Ti trovo bene, traviato e trasversale
come il precipitare di una stella
dai bordi chiusi del presepe in soffitta,
vorrei dirti che mi conto ancora le dita
-venti-
Qualcosa manca
-venti-
Ho da disfarmi dentro per la festa
trovarmi gli auguri, gli abbracci e il totem senza testa
devo cercare Freud e l’albero senza sgualcire l’io incosciente
ricordarmi di fottere almeno oniricamente.
-inconsciamente, venti-
Sono venti, ma tu non conti mai quando bevi,
e bevi sempre, così mi lasci a contare le dita
mentre il natale scivola.
-venti-

 

≈≈≈≈

  • NONSENSE AL CIOCCOLATO (Salvatore Sblando)
    La Vita Felice nell’antologia “(S)frutta il segno”.

E se perdessimo la dizione
d’ogni parola in favore di un morso
alla cannella
potremmo vivere di pace serena
senza giochi ed inchiostri
né versi ad incastro
Detto questo vorrei abitare
sulla punta di un mio dito

dove spesso cheto il freddo
in favore del caldo denso
e liquido dei bordi in vetro sparsi
al cioccolato
E se non bastasse pretendere
chiederei di giocare al mio solito
incompleto percorso
tra dileggio e serietà
Nell’acme irrisolto
del peperoncino, cercherei
te
che d’ogni mio passo divieni
inaccessibile completezza

 

≈≈≈≈

  • L’AVVENTO (Francesca Ferrari)

Viviamo di materia
ci ha partorito
di carne per formare un girotondo
perfetto
di regni
riversi
ci ha dato da vedere il rosa carne
sui nostri corpi nudi scivolare
ha oscurato il colore
più bello
ché non potessimo
innamorarci
di noi
che contrastiamo il verde
pestiamo insudiciamo di antracite
gli steli e l’innocenza
ungiamo arcobaleni per vendetta
sul cielo
la rabbia ci pervade poi ci abbaia
squarciando il tempo
all’indietro, all’avanti
dimentichiamo il velo della grazia
mascheriamo le maschere
soffochiamo l’ossigeno dei pini
con i nostri tuguri luminosi

ma qualcuno ripassa dietro i vetri
cercando ancora un dio
venuto da chissà quale capanna

 

 

 

Babbo-Natale

3 Comments

E qualcuno dice e scrive che oggi la poesia è morta!

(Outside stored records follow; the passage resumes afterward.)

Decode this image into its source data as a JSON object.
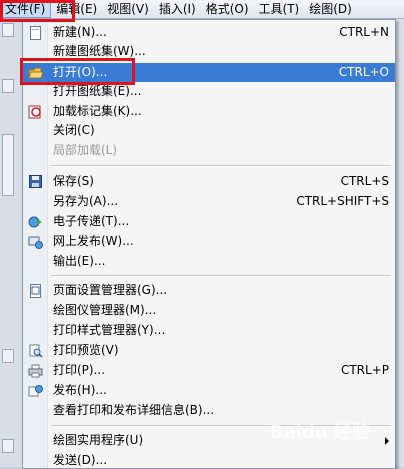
{
  "menubar": {
    "items": [
      {
        "label": "文件(F)"
      },
      {
        "label": "编辑(E)"
      },
      {
        "label": "视图(V)"
      },
      {
        "label": "插入(I)"
      },
      {
        "label": "格式(O)"
      },
      {
        "label": "工具(T)"
      },
      {
        "label": "绘图(D)"
      }
    ]
  },
  "file_menu": {
    "items": [
      {
        "label": "新建(N)...",
        "shortcut": "CTRL+N",
        "icon": "new-file-icon"
      },
      {
        "label": "新建图纸集(W)...",
        "shortcut": "",
        "icon": ""
      },
      {
        "label": "打开(O)...",
        "shortcut": "CTRL+O",
        "icon": "open-folder-icon"
      },
      {
        "label": "打开图纸集(E)...",
        "shortcut": "",
        "icon": ""
      },
      {
        "label": "加载标记集(K)...",
        "shortcut": "",
        "icon": "markup-icon"
      },
      {
        "label": "关闭(C)",
        "shortcut": "",
        "icon": ""
      },
      {
        "label": "局部加载(L)",
        "shortcut": "",
        "icon": ""
      },
      {
        "label": "保存(S)",
        "shortcut": "CTRL+S",
        "icon": "save-icon"
      },
      {
        "label": "另存为(A)...",
        "shortcut": "CTRL+SHIFT+S",
        "icon": ""
      },
      {
        "label": "电子传递(T)...",
        "shortcut": "",
        "icon": "etransmit-icon"
      },
      {
        "label": "网上发布(W)...",
        "shortcut": "",
        "icon": "publish-web-icon"
      },
      {
        "label": "输出(E)...",
        "shortcut": "",
        "icon": ""
      },
      {
        "label": "页面设置管理器(G)...",
        "shortcut": "",
        "icon": "page-setup-icon"
      },
      {
        "label": "绘图仪管理器(M)...",
        "shortcut": "",
        "icon": ""
      },
      {
        "label": "打印样式管理器(Y)...",
        "shortcut": "",
        "icon": ""
      },
      {
        "label": "打印预览(V)",
        "shortcut": "",
        "icon": "print-preview-icon"
      },
      {
        "label": "打印(P)...",
        "shortcut": "CTRL+P",
        "icon": "print-icon"
      },
      {
        "label": "发布(H)...",
        "shortcut": "",
        "icon": "publish-icon"
      },
      {
        "label": "查看打印和发布详细信息(B)...",
        "shortcut": "",
        "icon": ""
      },
      {
        "label": "绘图实用程序(U)",
        "shortcut": "",
        "icon": ""
      },
      {
        "label": "发送(D)...",
        "shortcut": "",
        "icon": ""
      }
    ]
  },
  "watermark": "Baidu 经验",
  "colors": {
    "highlight": "#3a7bd5",
    "annotation_red": "#e0121c"
  }
}
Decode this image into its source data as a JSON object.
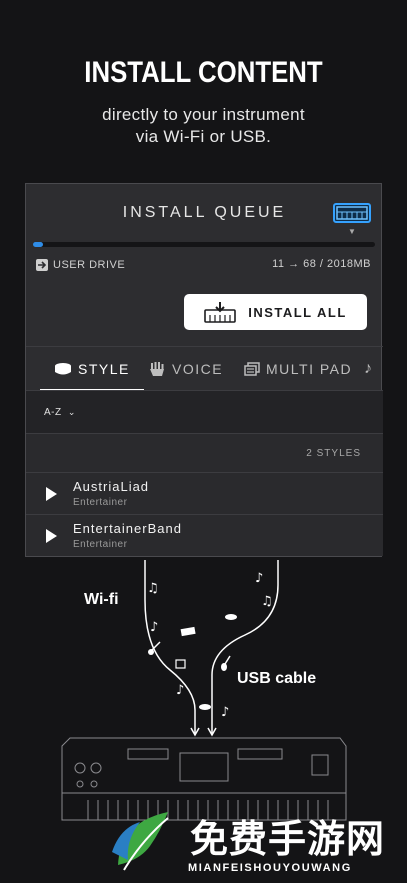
{
  "header": {
    "title": "INSTALL CONTENT",
    "subtitle_line1": "directly to your instrument",
    "subtitle_line2": "via Wi-Fi or USB."
  },
  "queue": {
    "title": "INSTALL QUEUE",
    "progress": 0.03,
    "drive_label": "USER DRIVE",
    "size_info": "11 → 68 / 2018MB",
    "install_all_label": "INSTALL ALL"
  },
  "tabs": [
    {
      "label": "STYLE",
      "icon": "drum-icon",
      "active": true
    },
    {
      "label": "VOICE",
      "icon": "piano-hand-icon",
      "active": false
    },
    {
      "label": "MULTI PAD",
      "icon": "multipad-icon",
      "active": false
    },
    {
      "label": "",
      "icon": "music-note-icon",
      "active": false
    }
  ],
  "sort": {
    "label": "A-Z"
  },
  "list": {
    "count": "2 STYLES",
    "items": [
      {
        "title": "AustriaLiad",
        "subtitle": "Entertainer"
      },
      {
        "title": "EntertainerBand",
        "subtitle": "Entertainer"
      }
    ]
  },
  "illustration": {
    "wifi_label": "Wi-fi",
    "usb_label": "USB cable"
  },
  "watermark": {
    "chinese": "免费手游网",
    "english": "MIANFEISHOUYOUWANG"
  },
  "colors": {
    "background": "#141416",
    "panel": "#2d2d30",
    "accent_blue": "#2f8de8"
  }
}
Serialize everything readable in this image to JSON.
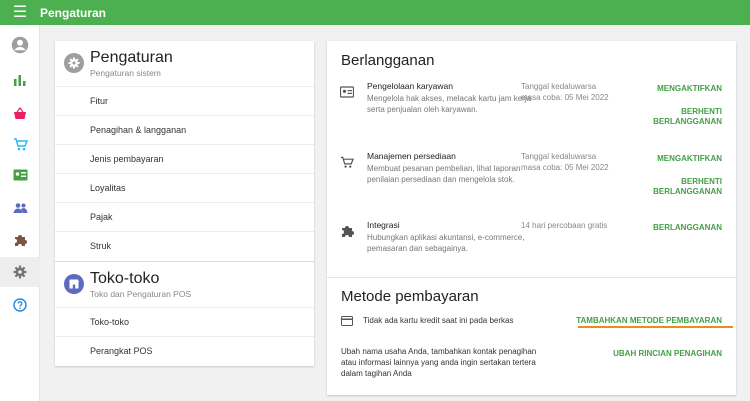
{
  "topbar": {
    "title": "Pengaturan"
  },
  "rail": {
    "items": [
      {
        "icon": "account-circle-icon"
      },
      {
        "icon": "bar-chart-icon",
        "color": "#43a047"
      },
      {
        "icon": "basket-icon",
        "color": "#e91e63"
      },
      {
        "icon": "cart-icon",
        "color": "#29b6f6"
      },
      {
        "icon": "id-card-icon",
        "color": "#43a047"
      },
      {
        "icon": "people-icon",
        "color": "#5c6bc0"
      },
      {
        "icon": "puzzle-icon",
        "color": "#795548"
      },
      {
        "icon": "gear-icon",
        "color": "#757575",
        "active": true
      },
      {
        "icon": "help-icon",
        "color": "#1e88e5"
      }
    ]
  },
  "left": {
    "settings": {
      "title": "Pengaturan",
      "subtitle": "Pengaturan sistem",
      "items": [
        "Fitur",
        "Penagihan & langganan",
        "Jenis pembayaran",
        "Loyalitas",
        "Pajak",
        "Struk"
      ]
    },
    "stores": {
      "title": "Toko-toko",
      "subtitle": "Toko dan Pengaturan POS",
      "items": [
        "Toko-toko",
        "Perangkat POS"
      ]
    }
  },
  "subscriptions": {
    "title": "Berlangganan",
    "items": [
      {
        "name": "Pengelolaan karyawan",
        "description": "Mengelola hak akses, melacak kartu jam kerja serta penjualan oleh karyawan.",
        "date_line1": "Tanggal kedaluwarsa",
        "date_line2": "masa coba: 05 Mei 2022",
        "action1": "MENGAKTIFKAN",
        "action2": "BERHENTI BERLANGGANAN"
      },
      {
        "name": "Manajemen persediaan",
        "description": "Membuat pesanan pembelian, lihat laporan penilaian persediaan dan mengelola stok.",
        "date_line1": "Tanggal kedaluwarsa",
        "date_line2": "masa coba: 05 Mei 2022",
        "action1": "MENGAKTIFKAN",
        "action2": "BERHENTI BERLANGGANAN"
      },
      {
        "name": "Integrasi",
        "description": "Hubungkan aplikasi akuntansi, e-commerce, pemasaran dan sebagainya.",
        "date_line1": "14 hari percobaan gratis",
        "date_line2": "",
        "action1": "BERLANGGANAN",
        "action2": ""
      }
    ]
  },
  "payment": {
    "title": "Metode pembayaran",
    "no_card_text": "Tidak ada kartu kredit saat ini pada berkas",
    "add_action": "TAMBAHKAN METODE PEMBAYARAN",
    "billing_text": "Ubah nama usaha Anda, tambahkan kontak penagihan atau informasi lainnya yang anda ingin sertakan tertera dalam tagihan Anda",
    "billing_action": "UBAH RINCIAN PENAGIHAN"
  },
  "colors": {
    "accent": "#4caf50",
    "action": "#43a047",
    "underline": "#f08a1e"
  }
}
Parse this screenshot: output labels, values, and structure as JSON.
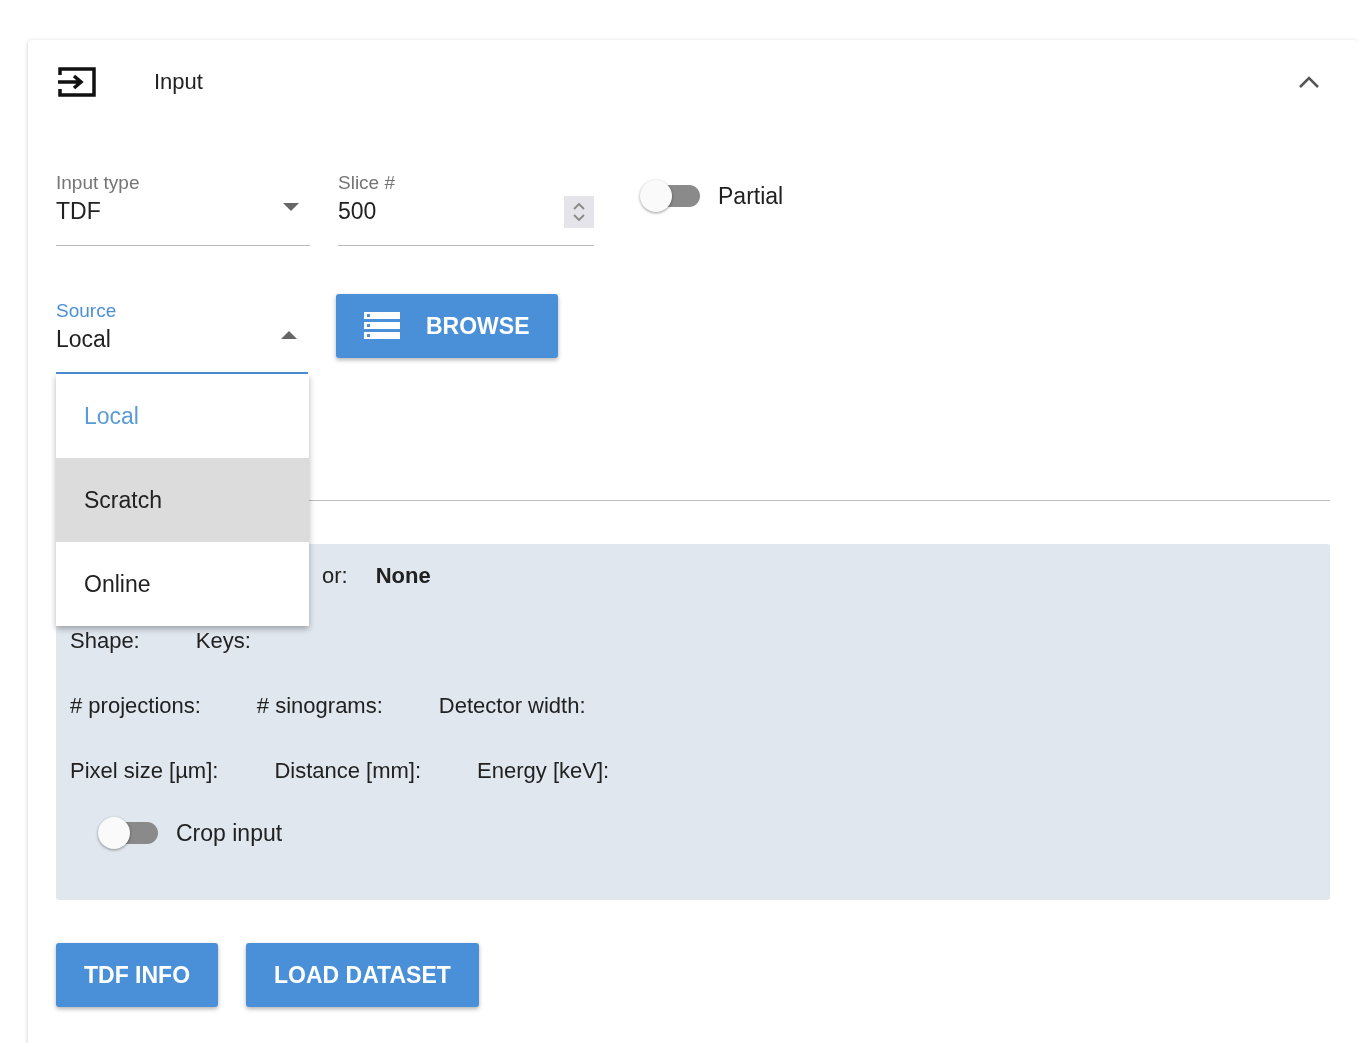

Ma venga allora a leggere questa piccola raccolta di poesie, vere, doloranti, talvolta pregne di sarcasmo o di un sorriso dolce-amaro…fortemente rappresentativa di variegate forme stilistiche… splendide e scritte in modo impeccabile( . ovviamente non mi sto riferendo ai miei versi ,qui presenti , che ritengo poca cosa in questa raccolta). Grazie a chi ha ideato tutto questo e grazie a tutti voi, ottimi autori . Nunzia Binetti

grazie a Te Nunzia, per la bellissima poesia, la collaborazione e l’apprezzamento.